My father, who was pastor of Spring Branch Community Church at the time, conducted regular family devotions. Even though I was quite young, I understood the questions my father asked regarding the passages he had read during devotions. He asked if I understood that I had done wrong and deserved punishment. I knew that I had.

He then asked if I understood the fact that God, if He was to do right, would have to give out punishment for my wrong-doing. That made sense. And he explained that I would have to be punished and that punishment would be that I would have to spend eternity away from God. But then he offered the fact that Jesus had taken my punishment for me and all I had to do was tell Him that I believed in Who Jesus was and what He had done for me and to accept that for myself and then I wouldn't have to be punished that way.

So with tears in my eyes, I accepted Jesus as the one to take my punishment. Sometime later, when I could articulate to the congregation what Christ had done for me, I was baptized.

Because I was so young when I received this gift from God, there were times when I struggled with questions such as, "What if I were born in another part of the world to different parents, would I still believe this to be true?" So I have devoted much of my life to pursuing learning what is true about life. This has taken me down a path and a journey that still continues to this day. And that path has been very difficult and very bumpy along the way as I have grappled with very emotional and deeply cutting issues.

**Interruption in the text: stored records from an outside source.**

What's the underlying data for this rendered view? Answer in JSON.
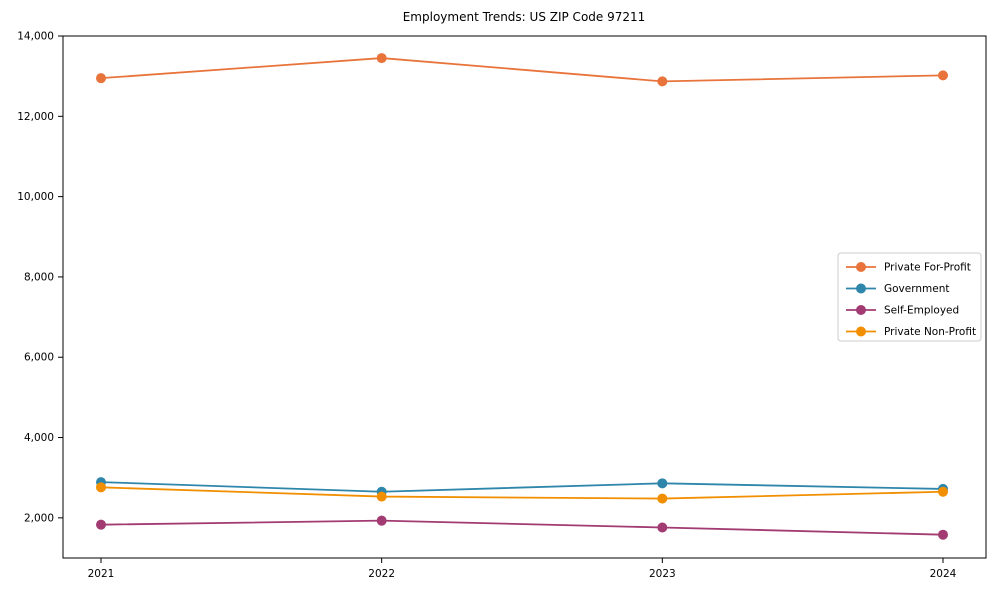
{
  "title": "Employment Trends: US ZIP Code 97211",
  "colors": {
    "private_for_profit": "#E8743B",
    "government": "#2E86AB",
    "self_employed": "#A23B72",
    "private_non_profit": "#F18F01",
    "spine": "#000000",
    "legend_border": "#cccccc",
    "background": "#ffffff"
  },
  "chart_data": {
    "type": "line",
    "title": "Employment Trends: US ZIP Code 97211",
    "xlabel": "",
    "ylabel": "",
    "x": [
      2021,
      2022,
      2023,
      2024
    ],
    "x_tick_labels": [
      "2021",
      "2022",
      "2023",
      "2024"
    ],
    "y_ticks": [
      2000,
      4000,
      6000,
      8000,
      10000,
      12000,
      14000
    ],
    "y_tick_labels": [
      "2,000",
      "4,000",
      "6,000",
      "8,000",
      "10,000",
      "12,000",
      "14,000"
    ],
    "ylim": [
      1000,
      14000
    ],
    "grid": false,
    "legend_position": "center right",
    "marker": "circle",
    "series": [
      {
        "name": "Private For-Profit",
        "color": "#E8743B",
        "values": [
          12950,
          13450,
          12870,
          13020
        ]
      },
      {
        "name": "Government",
        "color": "#2E86AB",
        "values": [
          2890,
          2650,
          2860,
          2720
        ]
      },
      {
        "name": "Self-Employed",
        "color": "#A23B72",
        "values": [
          1830,
          1930,
          1760,
          1580
        ]
      },
      {
        "name": "Private Non-Profit",
        "color": "#F18F01",
        "values": [
          2760,
          2530,
          2480,
          2650
        ]
      }
    ]
  }
}
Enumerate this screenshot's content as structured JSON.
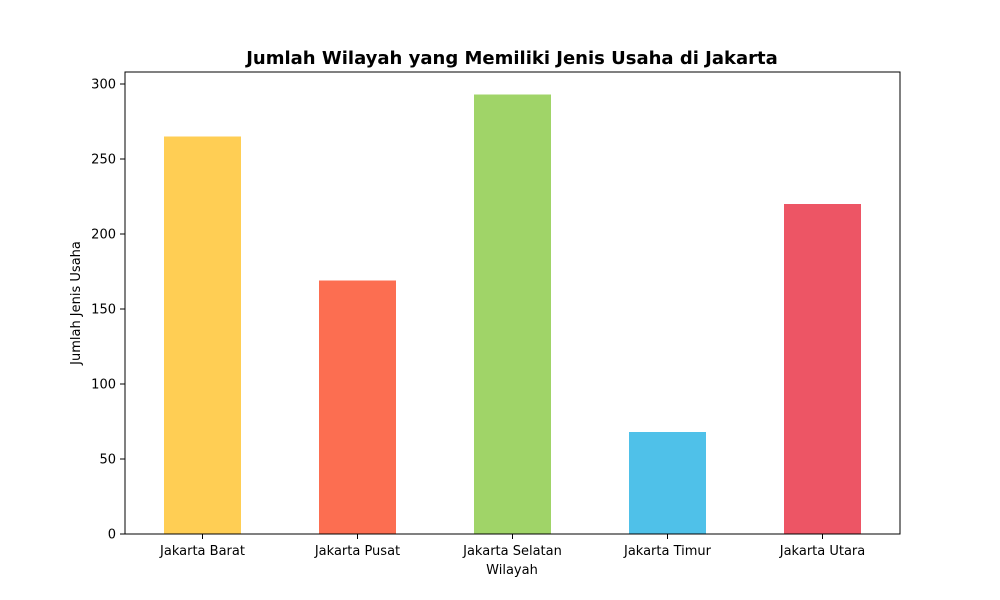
{
  "chart_data": {
    "type": "bar",
    "title": "Jumlah Wilayah yang Memiliki Jenis Usaha di Jakarta",
    "xlabel": "Wilayah",
    "ylabel": "Jumlah Jenis Usaha",
    "categories": [
      "Jakarta Barat",
      "Jakarta Pusat",
      "Jakarta Selatan",
      "Jakarta Timur",
      "Jakarta Utara"
    ],
    "values": [
      265,
      169,
      293,
      68,
      220
    ],
    "colors": [
      "#FFCE54",
      "#FC6E51",
      "#A0D468",
      "#4FC1E9",
      "#ED5565"
    ],
    "ylim": [
      0,
      308
    ],
    "yticks": [
      0,
      50,
      100,
      150,
      200,
      250,
      300
    ],
    "grid": false,
    "legend": "none"
  }
}
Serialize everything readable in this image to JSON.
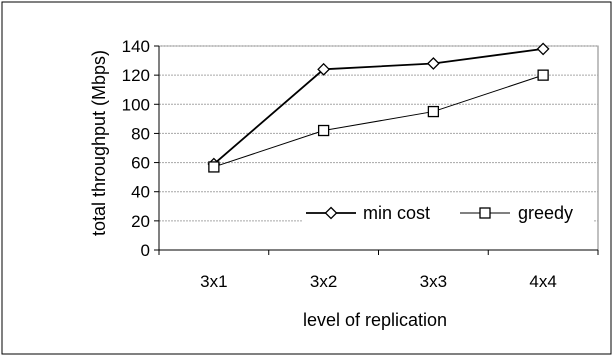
{
  "chart_data": {
    "type": "line",
    "title": "",
    "xlabel": "level of replication",
    "ylabel": "total throughput (Mbps)",
    "categories": [
      "3x1",
      "3x2",
      "3x3",
      "4x4"
    ],
    "ylim": [
      0,
      140
    ],
    "yticks": [
      0,
      20,
      40,
      60,
      80,
      100,
      120,
      140
    ],
    "grid": true,
    "legend_position": "right",
    "series": [
      {
        "name": "min cost",
        "marker": "diamond",
        "values": [
          59,
          124,
          128,
          138
        ]
      },
      {
        "name": "greedy",
        "marker": "square",
        "values": [
          57,
          82,
          95,
          120
        ]
      }
    ]
  }
}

But the more I have examined and scrutinized the Bible and the claims of Christ alongside other world beliefs and systems, the more I am convinced today that Jesus is Who He said He was and that what He did is the only way to God in Heaven. I am so convinced that, because I care for those around me, I want as many others as possible to at least have a chance to hear this truth and to decide for themselves.

God's love for me and His power to continually impact and change me is amazing. I recognize that my life today is so different from what I know it would be if I had been in charge of it the whole way until now. Looking back at God's hand is more than enough confirmation of His power and love. How selfish it would be to keep this Good News to myself.